Bird sperm research sheds light on basis of delity

By David Bricker
Daily Staff Reporter

Ongoing research searching for the biological basis of fidelity, including that of humans, has spawned new evidence from an unexpected source - bird sperm.

James Briskie of Oxford University in England recently reported that he has found a positive relationship between sperm length and polygamy in Passerine birds.

"The idea here is that if a male has to compete against the sperm of another male, it would be evolutionarily advantageous to produce a faster swimming sperm to outdistance a rival in the race to reach and fertilize the eggs," Briskie said.

The report, published in the July edition of Evolution, is co-authored with researchers Robert Montgomery and Tim Birkhead. Briskie and his coworkers also discovered that polygamous bird species' females have longer Sperm Storage Tubules.

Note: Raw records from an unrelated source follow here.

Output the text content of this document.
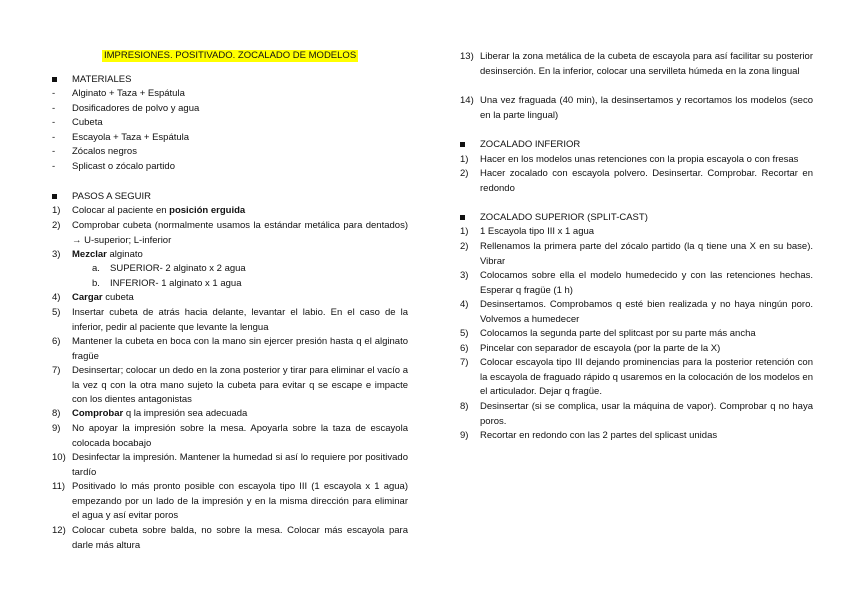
IMPRESIONES. POSITIVADO. ZOCALADO DE MODELOS
MATERIALES
-	Alginato + Taza + Espátula
-	Dosificadores de polvo y agua
-	Cubeta
-	Escayola + Taza + Espátula
-	Zócalos negros
-	Splicast o zócalo partido
PASOS A SEGUIR
1)	Colocar al paciente en posición erguida
2)	Comprobar cubeta (normalmente usamos la estándar metálica para dentados) → U-superior; L-inferior
3)	Mezclar alginato
a.	SUPERIOR- 2 alginato x 2 agua
b.	INFERIOR- 1 alginato x 1 agua
4)	Cargar cubeta
5)	Insertar cubeta de atrás hacia delante, levantar el labio. En el caso de la inferior, pedir al paciente que levante la lengua
6)	Mantener la cubeta en boca con la mano sin ejercer presión hasta q el alginato fragüe
7)	Desinsertar; colocar un dedo en la zona posterior y tirar para eliminar el vacío a la vez q con la otra mano sujeto la cubeta para evitar q se escape e impacte con los dientes antagonistas
8)	Comprobar q la impresión sea adecuada
9)	No apoyar la impresión sobre la mesa. Apoyarla sobre la taza de escayola colocada bocabajo
10) Desinfectar la impresión. Mantener la humedad si así lo requiere por positivado tardío
11) Positivado lo más pronto posible con escayola tipo III (1 escayola x 1 agua) empezando por un lado de la impresión y en la misma dirección para eliminar el agua y así evitar poros
12) Colocar cubeta sobre balda, no sobre la mesa. Colocar más escayola para darle más altura
13) Liberar la zona metálica de la cubeta de escayola para así facilitar su posterior desinserción. En la inferior, colocar una servilleta húmeda en la zona lingual
14) Una vez fraguada (40 min), la desinsertamos y recortamos los modelos (seco en la parte lingual)
ZOCALADO INFERIOR
1)	Hacer en los modelos unas retenciones con la propia escayola o con fresas
2)	Hacer zocalado con escayola polvero. Desinsertar. Comprobar. Recortar en redondo
ZOCALADO SUPERIOR (SPLIT-CAST)
1)	1 Escayola tipo III x 1 agua
2)	Rellenamos la primera parte del zócalo partido (la q tiene una X en su base). Vibrar
3)	Colocamos sobre ella el modelo humedecido y con las retenciones hechas. Esperar q fragüe (1 h)
4)	Desinsertamos. Comprobamos q esté bien realizada y no haya ningún poro. Volvemos a humedecer
5)	Colocamos la segunda parte del splitcast por su parte más ancha
6)	Pincelar con separador de escayola (por la parte de la X)
7)	Colocar escayola tipo III dejando prominencias para la posterior retención con la escayola de fraguado rápido q usaremos en la colocación de los modelos en el articulador. Dejar q fragüe.
8)	Desinsertar (si se complica, usar la máquina de vapor). Comprobar q no haya poros.
9)	Recortar en redondo con las 2 partes del splicast unidas
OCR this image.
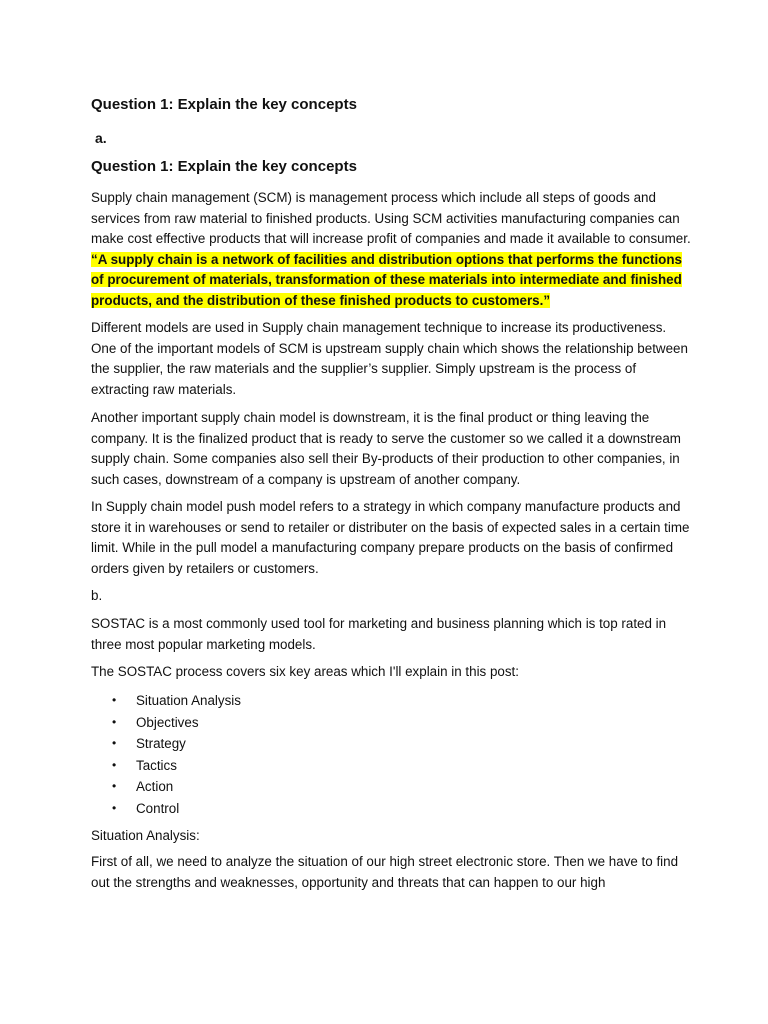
Question 1: Explain the key concepts
a.
Question 1: Explain the key concepts

Supply chain management (SCM) is management process which include all steps of goods and services from raw material to finished products. Using SCM activities manufacturing companies can make cost effective products that will increase profit of companies and made it available to consumer. “A supply chain is a network of facilities and distribution options that performs the functions of procurement of materials, transformation of these materials into intermediate and finished products, and the distribution of these finished products to customers.”

Different models are used in Supply chain management technique to increase its productiveness. One of the important models of SCM is upstream supply chain which shows the relationship between the supplier, the raw materials and the supplier’s supplier. Simply upstream is the process of extracting raw materials.

Another important supply chain model is downstream, it is the final product or thing leaving the company. It is the finalized product that is ready to serve the customer so we called it a downstream supply chain. Some companies also sell their By-products of their production to other companies, in such cases, downstream of a company is upstream of another company.

In Supply chain model push model refers to a strategy in which company manufacture products and store it in warehouses or send to retailer or distributer on the basis of expected sales in a certain time limit. While in the pull model a manufacturing company prepare products on the basis of confirmed orders given by retailers or customers.

b.

SOSTAC is a most commonly used tool for marketing and business planning which is top rated in three most popular marketing models.

The SOSTAC process covers six key areas which I'll explain in this post:

• Situation Analysis
• Objectives
• Strategy
• Tactics
• Action
• Control

Situation Analysis:

First of all, we need to analyze the situation of our high street electronic store. Then we have to find out the strengths and weaknesses, opportunity and threats that can happen to our high
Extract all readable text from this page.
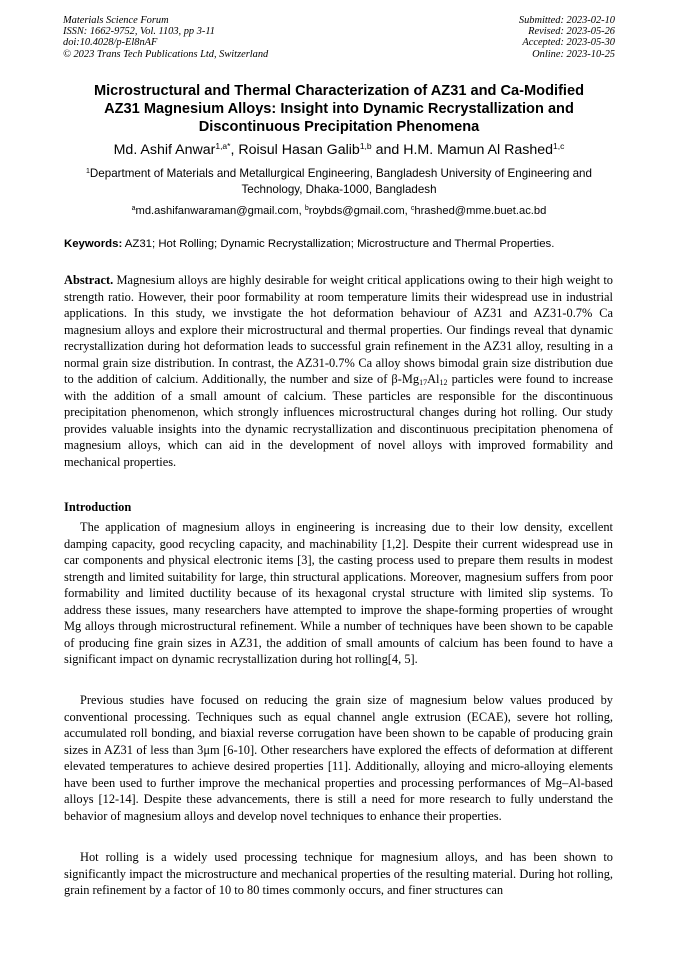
Materials Science Forum
ISSN: 1662-9752, Vol. 1103, pp 3-11
doi:10.4028/p-El8nAF
© 2023 Trans Tech Publications Ltd, Switzerland
Submitted: 2023-02-10
Revised: 2023-05-26
Accepted: 2023-05-30
Online: 2023-10-25
Microstructural and Thermal Characterization of AZ31 and Ca-Modified
AZ31 Magnesium Alloys: Insight into Dynamic Recrystallization and
Discontinuous Precipitation Phenomena
Md. Ashif Anwar$^{1,a*}$, Roisul Hasan Galib$^{1,b}$ and H.M. Mamun Al Rashed$^{1,c}$
$^1$Department of Materials and Metallurgical Engineering, Bangladesh University of Engineering and Technology, Dhaka-1000, Bangladesh
$^a$md.ashifanwaraman@gmail.com, $^b$roybds@gmail.com, $^c$hrashed@mme.buet.ac.bd
Keywords: AZ31; Hot Rolling; Dynamic Recrystallization; Microstructure and Thermal Properties.
Abstract. Magnesium alloys are highly desirable for weight critical applications owing to their high weight to strength ratio. However, their poor formability at room temperature limits their widespread use in industrial applications. In this study, we invstigate the hot deformation behaviour of AZ31 and AZ31-0.7% Ca magnesium alloys and explore their microstructural and thermal properties. Our findings reveal that dynamic recrystallization during hot deformation leads to successful grain refinement in the AZ31 alloy, resulting in a normal grain size distribution. In contrast, the AZ31-0.7% Ca alloy shows bimodal grain size distribution due to the addition of calcium. Additionally, the number and size of $\beta-Mg_{17}Al_{12}$ particles were found to increase with the addition of a small amount of calcium. These particles are responsible for the discontinuous precipitation phenomenon, which strongly influences microstructural changes during hot rolling. Our study provides valuable insights into the dynamic recrystallization and discontinuous precipitation phenomena of magnesium alloys, which can aid in the development of novel alloys with improved formability and mechanical properties.
Introduction
The application of magnesium alloys in engineering is increasing due to their low density, excellent damping capacity, good recycling capacity, and machinability [1,2]. Despite their current widespread use in car components and physical electronic items [3], the casting process used to prepare them results in modest strength and limited suitability for large, thin structural applications. Moreover, magnesium suffers from poor formability and limited ductility because of its hexagonal crystal structure with limited slip systems. To address these issues, many researchers have attempted to improve the shape-forming properties of wrought Mg alloys through microstructural refinement. While a number of techniques have been shown to be capable of producing fine grain sizes in AZ31, the addition of small amounts of calcium has been found to have a significant impact on dynamic recrystallization during hot rolling[4, 5].
Previous studies have focused on reducing the grain size of magnesium below values produced by conventional processing. Techniques such as equal channel angle extrusion (ECAE), severe hot rolling, accumulated roll bonding, and biaxial reverse corrugation have been shown to be capable of producing grain sizes in AZ31 of less than 3μm [6-10]. Other researchers have explored the effects of deformation at different elevated temperatures to achieve desired properties [11]. Additionally, alloying and micro-alloying elements have been used to further improve the mechanical properties and processing performances of Mg–Al-based alloys [12-14]. Despite these advancements, there is still a need for more research to fully understand the behavior of magnesium alloys and develop novel techniques to enhance their properties.
Hot rolling is a widely used processing technique for magnesium alloys, and has been shown to significantly impact the microstructure and mechanical properties of the resulting material. During hot rolling, grain refinement by a factor of 10 to 80 times commonly occurs, and finer structures can
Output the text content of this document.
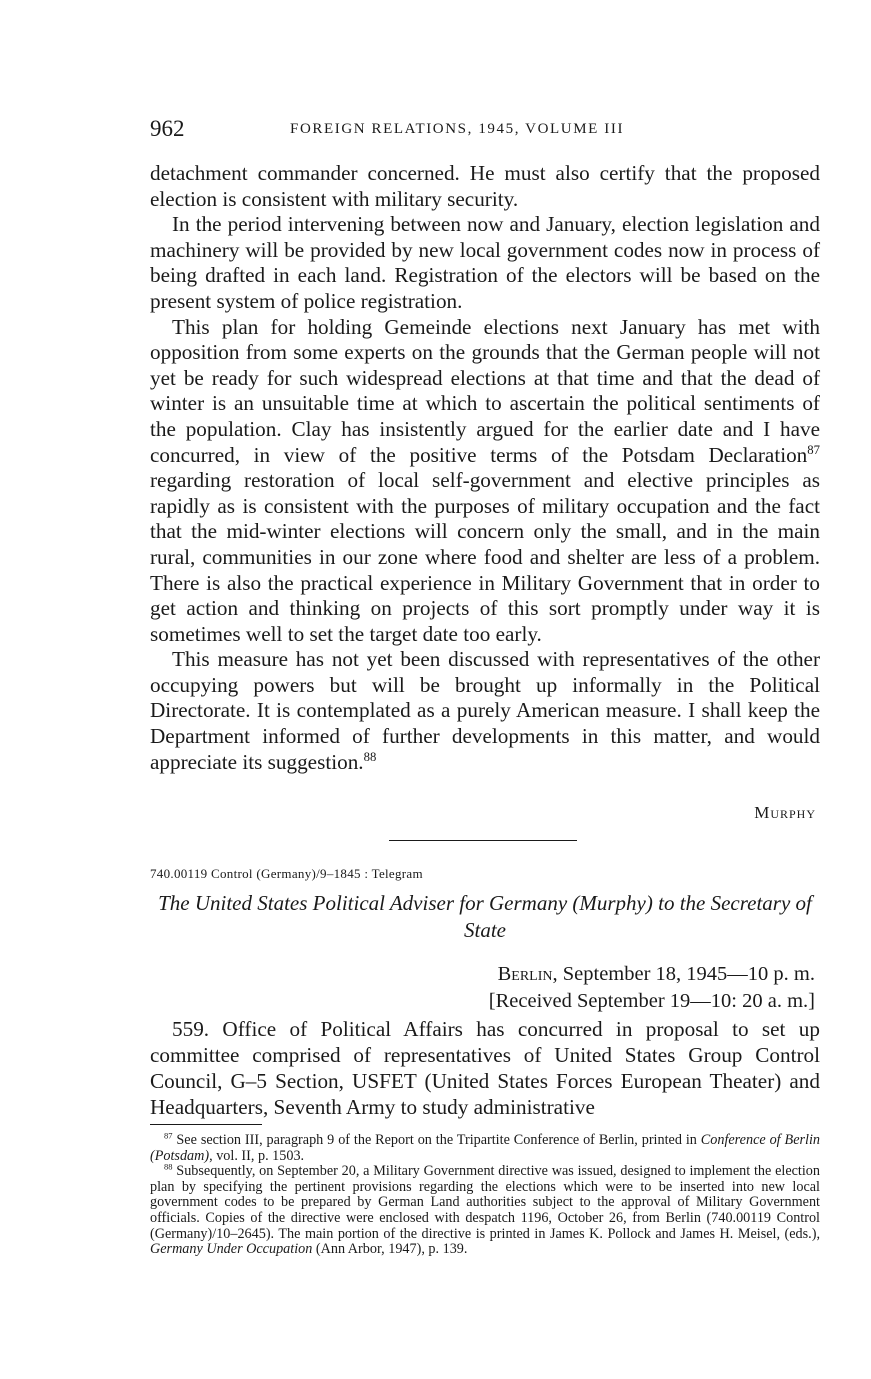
962	FOREIGN RELATIONS, 1945, VOLUME III

detachment commander concerned. He must also certify that the proposed election is consistent with military security.

In the period intervening between now and January, election legislation and machinery will be provided by new local government codes now in process of being drafted in each land. Registration of the electors will be based on the present system of police registration.

This plan for holding Gemeinde elections next January has met with opposition from some experts on the grounds that the German people will not yet be ready for such widespread elections at that time and that the dead of winter is an unsuitable time at which to ascertain the political sentiments of the population. Clay has insistently argued for the earlier date and I have concurred, in view of the positive terms of the Potsdam Declaration$^{87}$ regarding restoration of local self-government and elective principles as rapidly as is consistent with the purposes of military occupation and the fact that the mid-winter elections will concern only the small, and in the main rural, communities in our zone where food and shelter are less of a problem. There is also the practical experience in Military Government that in order to get action and thinking on projects of this sort promptly under way it is sometimes well to set the target date too early.

This measure has not yet been discussed with representatives of the other occupying powers but will be brought up informally in the Political Directorate. It is contemplated as a purely American measure. I shall keep the Department informed of further developments in this matter, and would appreciate its suggestion.$^{88}$

Murphy
740.00119 Control (Germany)/9–1845 : Telegram
The United States Political Adviser for Germany (Murphy) to the Secretary of State
Berlin, September 18, 1945—10 p. m.
[Received September 19—10: 20 a. m.]

559. Office of Political Affairs has concurred in proposal to set up committee comprised of representatives of United States Group Control Council, G–5 Section, USFET (United States Forces European Theater) and Headquarters, Seventh Army to study administrative

$^{87}$ See section III, paragraph 9 of the Report on the Tripartite Conference of Berlin, printed in Conference of Berlin (Potsdam), vol. II, p. 1503.

$^{88}$ Subsequently, on September 20, a Military Government directive was issued, designed to implement the election plan by specifying the pertinent provisions regarding the elections which were to be inserted into new local government codes to be prepared by German Land authorities subject to the approval of Military Government officials. Copies of the directive were enclosed with despatch 1196, October 26, from Berlin (740.00119 Control (Germany)/10–2645). The main portion of the directive is printed in James K. Pollock and James H. Meisel, (eds.), Germany Under Occupation (Ann Arbor, 1947), p. 139.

Each SST - about 60 to 70 micrometers in diameter - accommodates up to several hundred sperm. A typical female possesses anywhere from 500 to 20,000 SSTs, bundled together in an assemblage that connects the vagina and uterus.

SSTs appear to serve as a place where sperm is held until needed to fertilize eggs. Briskie's research suggests that increased sperm length may not only help males' sperm swim faster but also keep other sperm out of competition. Sperm cells that fail to secure a place inside an SST will not be allowed to enter the uterus.

"In our paper we suggested long sperm evolved in some species of birds because females in these species had evolved longer SSTs," Briskie said. "The reason longer sperm would be advantageous in polygamous species is that the longer sperm would allow a male to fill up these SSTs and prevent other sperm from being stored."

The sperm size of human males seems fairly consistent with these studies, Briskie said.

"As for humans, we have pretty average-sized sperm," said Briskie. "The fact that humans don't have particularly long sperm suggests we don't have particularly high levels of promiscuity, at least relative to other species. And the paternity studies of humans tend to support this: the levels of 'mis-matches' of paternity in humans is less than 10 percent of the population. Relative to other species, this is quite low, but it is clear we are not angels either."

University psychology Prof. Barbara Smuts also suggested that human biology could be linked with historical fidelity.

"Aspects of our psychology and biology suggest that throughout our evolutionary history, humans have been mildly promiscuous," Smuts said. "Pair bonding was always the basic pattern but it wasn't followed faithfully."

Researchers interested in learning human beings' innate tendencies towards fidelity have invoked systematics, which uses the behavior of other closely related species as data to speculate on human behavior.

"You run the gamut among the apes," said University anthropology Prof. John Mitani. "The gibbons of Asia live in mated pairs. Gorillas live in single-male groups. Orangutans are solitary in mating, any male can mate with any given female."

A primatologist from the University of California at San Diego recently revealed considerable promiscuity among chimps while working on the Ivory Coast, Mitani said.

"The data suggest over half of all chimps born into a troupe (a multi-family group) have fathers that come from outside of their troupe," Mitani said. "And chimps are our closest ancestors."